What is the proper basis for appealing a criminal conviction?

| Jan 14, 2015 | Civil Appeals

New Jersey residents may wish to know more about how they can appeal a criminal conviction. Depending on the specific facts of the case, there could be grounds for overturning the verdict.

Because the U.S. court system has a preference for respecting the decisions of a lower court, it can be difficult to overturn those verdicts through appeals. There are only two major types of errors that allow a person to appeal. The first is when the lower court made a clear mistake regarding the law. The second situation is where the evidence shown did not support the final verdict in the trial.

When the error of law made in the trial seriously affects the rights of the defendant, this could be the basis for appealing the verdict.

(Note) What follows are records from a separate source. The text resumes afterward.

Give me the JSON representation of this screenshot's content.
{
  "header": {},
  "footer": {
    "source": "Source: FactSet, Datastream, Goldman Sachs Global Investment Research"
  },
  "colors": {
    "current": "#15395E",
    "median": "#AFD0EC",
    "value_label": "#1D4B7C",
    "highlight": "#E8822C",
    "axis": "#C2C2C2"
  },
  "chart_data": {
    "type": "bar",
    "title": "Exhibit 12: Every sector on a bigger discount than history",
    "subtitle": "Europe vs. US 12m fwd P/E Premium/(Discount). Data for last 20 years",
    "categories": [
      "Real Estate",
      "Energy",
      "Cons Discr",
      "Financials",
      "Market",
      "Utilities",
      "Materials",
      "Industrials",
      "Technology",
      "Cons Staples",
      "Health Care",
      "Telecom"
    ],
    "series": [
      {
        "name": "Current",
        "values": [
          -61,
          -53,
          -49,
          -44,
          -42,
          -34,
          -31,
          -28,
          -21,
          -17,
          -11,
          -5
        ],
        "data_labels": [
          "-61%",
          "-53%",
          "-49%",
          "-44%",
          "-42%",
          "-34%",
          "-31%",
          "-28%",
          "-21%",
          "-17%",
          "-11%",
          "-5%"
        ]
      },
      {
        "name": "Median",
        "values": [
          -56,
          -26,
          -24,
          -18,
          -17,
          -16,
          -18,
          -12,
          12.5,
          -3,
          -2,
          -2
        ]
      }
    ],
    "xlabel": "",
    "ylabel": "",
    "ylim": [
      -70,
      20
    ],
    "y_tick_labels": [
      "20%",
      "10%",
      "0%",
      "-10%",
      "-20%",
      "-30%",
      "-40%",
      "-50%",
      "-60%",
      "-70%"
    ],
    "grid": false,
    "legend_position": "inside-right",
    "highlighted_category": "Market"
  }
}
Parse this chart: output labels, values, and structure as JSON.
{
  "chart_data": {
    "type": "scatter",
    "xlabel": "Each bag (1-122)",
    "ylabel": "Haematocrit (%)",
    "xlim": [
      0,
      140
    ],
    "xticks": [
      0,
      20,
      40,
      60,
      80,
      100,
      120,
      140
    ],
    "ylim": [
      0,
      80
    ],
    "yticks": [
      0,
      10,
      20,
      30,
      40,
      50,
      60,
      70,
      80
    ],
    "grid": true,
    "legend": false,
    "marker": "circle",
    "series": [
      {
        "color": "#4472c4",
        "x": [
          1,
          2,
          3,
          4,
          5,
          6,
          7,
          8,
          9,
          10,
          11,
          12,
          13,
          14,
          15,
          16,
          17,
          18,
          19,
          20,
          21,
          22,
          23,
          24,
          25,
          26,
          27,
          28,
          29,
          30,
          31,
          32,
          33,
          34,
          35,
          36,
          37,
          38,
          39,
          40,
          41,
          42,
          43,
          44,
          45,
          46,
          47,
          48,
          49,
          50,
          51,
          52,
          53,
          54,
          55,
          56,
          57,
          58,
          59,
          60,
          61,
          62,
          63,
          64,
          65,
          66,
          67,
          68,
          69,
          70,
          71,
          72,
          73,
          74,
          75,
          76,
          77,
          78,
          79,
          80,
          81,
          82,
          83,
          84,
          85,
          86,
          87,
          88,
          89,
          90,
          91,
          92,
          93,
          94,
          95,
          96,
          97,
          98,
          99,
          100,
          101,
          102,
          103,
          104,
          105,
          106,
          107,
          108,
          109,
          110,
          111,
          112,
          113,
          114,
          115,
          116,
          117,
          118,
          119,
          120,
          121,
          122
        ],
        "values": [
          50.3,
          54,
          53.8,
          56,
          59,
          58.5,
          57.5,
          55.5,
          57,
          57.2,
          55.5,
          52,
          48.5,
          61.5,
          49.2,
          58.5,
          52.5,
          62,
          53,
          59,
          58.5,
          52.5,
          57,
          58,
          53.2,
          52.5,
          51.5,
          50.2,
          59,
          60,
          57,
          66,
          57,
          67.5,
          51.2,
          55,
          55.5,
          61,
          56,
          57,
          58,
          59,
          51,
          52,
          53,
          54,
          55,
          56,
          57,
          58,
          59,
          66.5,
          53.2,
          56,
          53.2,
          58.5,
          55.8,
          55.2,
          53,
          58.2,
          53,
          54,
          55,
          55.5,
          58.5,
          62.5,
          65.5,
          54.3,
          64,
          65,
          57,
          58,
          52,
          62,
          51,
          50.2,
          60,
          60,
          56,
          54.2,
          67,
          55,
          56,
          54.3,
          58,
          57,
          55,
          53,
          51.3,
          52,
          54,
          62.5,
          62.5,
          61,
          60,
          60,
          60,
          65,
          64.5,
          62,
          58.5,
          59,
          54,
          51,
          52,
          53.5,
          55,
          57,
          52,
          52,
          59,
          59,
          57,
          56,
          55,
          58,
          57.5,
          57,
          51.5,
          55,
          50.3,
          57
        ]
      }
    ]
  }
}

Generally, it does not matter whether or not the court was given notice of the error during the trial. This first type of error is easier to prove than the second. Due to the fact that an appellate court will not hear new witness testimony, the appealing party may have difficulty in showing that the evidence was insufficient. The appellate court will, however, read over transcripts and other trial documents. The error must be large enough that it is obvious from looking at these materials.

Most importantly, the error present in the original trial must be significant enough to have made an impact in the case. Such errors in the case will not be grounds for an appeal of the verdict.

Every person’s specific situation has different facts, so this article should not be seen as specific legal advice. An attorney with experience in appeals may be able to help assess the situation and determine the appropriate course of action. They may also be able to represent the person throughout the appeals process.